In October 2005, the director published the order to show cause in both Hennepin County and Pinellas County, Florida (in which Largo is located; Day had given the director a Largo address at one point during the investigation).

[5]           In addition to the past disciplinary action we have taken against him, Day was admonished in 1991 for use of an advertisement falsely implying that lawyers in his firm were specialists when they were not at the time certified as specialists.  In 1999 Day was admonished for failure to pay professionally incurred indebtedness.

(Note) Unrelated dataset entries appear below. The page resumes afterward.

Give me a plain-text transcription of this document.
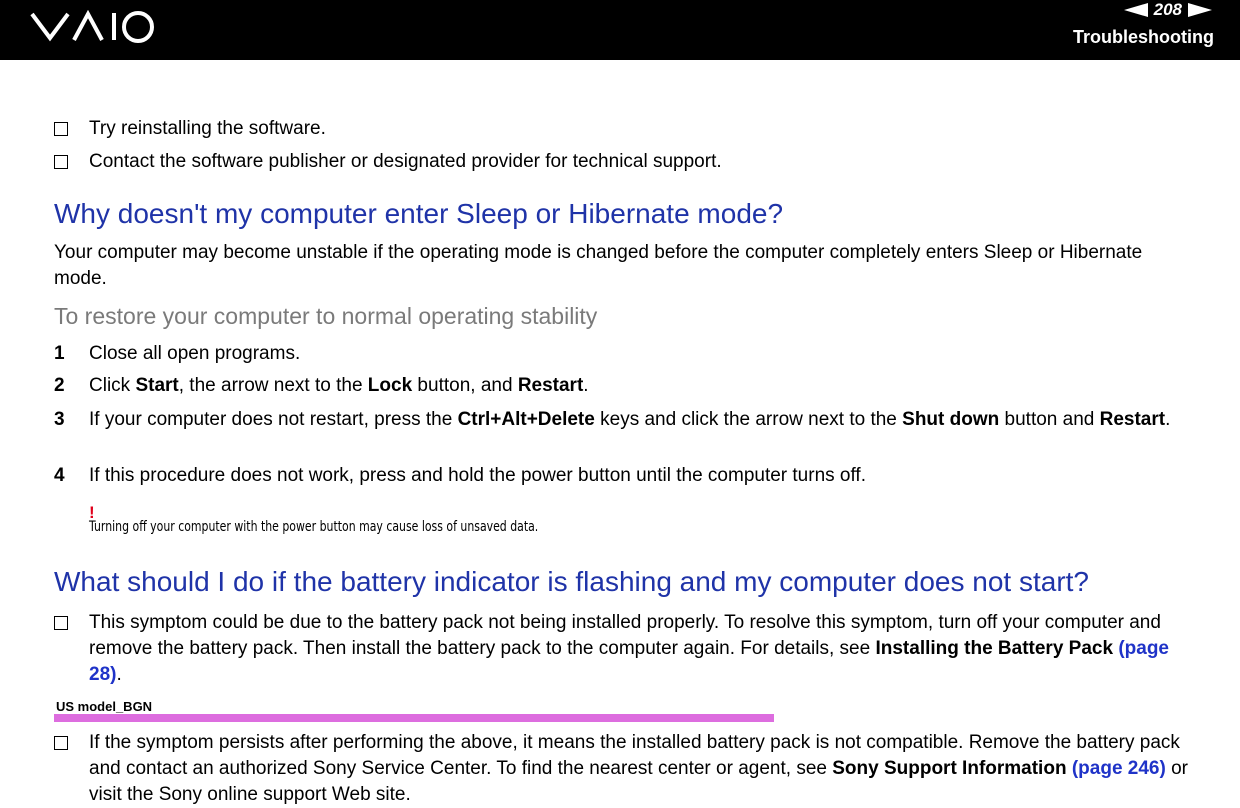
208
Troubleshooting
Try reinstalling the software.
Contact the software publisher or designated provider for technical support.
Why doesn't my computer enter Sleep or Hibernate mode?
Your computer may become unstable if the operating mode is changed before the computer completely enters Sleep or Hibernate mode.
To restore your computer to normal operating stability
1 Close all open programs.
2 Click Start, the arrow next to the Lock button, and Restart.
3 If your computer does not restart, press the Ctrl+Alt+Delete keys and click the arrow next to the Shut down button and Restart.
4 If this procedure does not work, press and hold the power button until the computer turns off.
!
Turning off your computer with the power button may cause loss of unsaved data.
What should I do if the battery indicator is flashing and my computer does not start?
This symptom could be due to the battery pack not being installed properly. To resolve this symptom, turn off your computer and remove the battery pack. Then install the battery pack to the computer again. For details, see Installing the Battery Pack (page 28).
If the symptom persists after performing the above, it means the installed battery pack is not compatible. Remove the battery pack and contact an authorized Sony Service Center. To find the nearest center or agent, see Sony Support Information (page 246) or visit the Sony online support Web site.
US model_BGN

[6]           Minn. R. Prof. Conduct 1.4, 14 Minn. Stat. 1386 (2004) (amended June 17, 2005, eff. Oct. 1, 2005).

[7]           Minn. R. Prof. Conduct 1.16(d), 14 Minn. Stat. 1408 (2004) (amended June 17, 2005, eff. Oct. 1, 2005).

[8]           Minn. R. Prof. Conduct 5.5, 14 Minn. Stat. 1424 (2004) (amended June 17, 2005, eff. Oct. 1, 2005).

[9]           Minn. R. Prof. Conduct 8.4(b), (c), & (d), 14 Minn. Stat. 1434 (2004) (amended June 17, 2005, eff. Oct. 1, 2005).

[10]         Rule 10(d), RLPR states, in relevant part:


In matters in which there are an attorney’s admissions, civil findings, or apparently clear and convincing documentary evidence of an offense of a type for which the Court has suspended or disbarred lawyers in the past
* * * the Director may * * * upon a motion made with notice to the attorney and approved by the Panel Chair, file the petition under Rule 12. 


Rule 12, RLPR, governs petitions for disciplinary action.

[11]         Minn. R. Prof. Conduct 8.4(d), 14 Minn. Stat. 1434 (amended June 17, 2005, eff. Oct. 1, 2005).

[12]         Minn. R. Prof. Conduct 8.1(a)(3), as it read at the time, stated in relevant part:


[A] lawyer in connection with * * * a disciplinary matter, shall not:


* * * *


(3) knowingly fail to respond to an admissions or discipline authority’s lawfully authorized demand for information by either providing the information sought or making a good faith challenge to the demand.


Minn. R. Prof. Conduct 8.1(a)(3), 14 Minn. Stat. 1432 (2004) (amended June 17, 2005, eff. Oct. 1, 2005).  Rule 25, RLPR, as it read at the time, stated in relevant part:


(a) Lawyer’s duty.  It shall be the duty of any lawyer who is the subject of an investigation or proceeding under these Rules to cooperate with the District Committee, the Director, the Director’s staff, the Board, or a Panel, by complying with reasonable requests, including requests to:


(1) Furnish designated papers, documents or tangible objects;


(2) Furnish in writing a full and complete explanation covering the matter under consideration;


(3) Appear for conferences and hearings at the times and places designated.


Rule 25, RLPR, 14 Minn. Stat. 1462 (2004) (amended Aug. 10, 2005, eff. Sept. 1, 2005).

[13]         Keller was a reciprocal discipline case; Keller already had been disbarred in North Dakota when we imposed disciplinary sanctions in Minnesota.  656 N.W.2d at 400-02.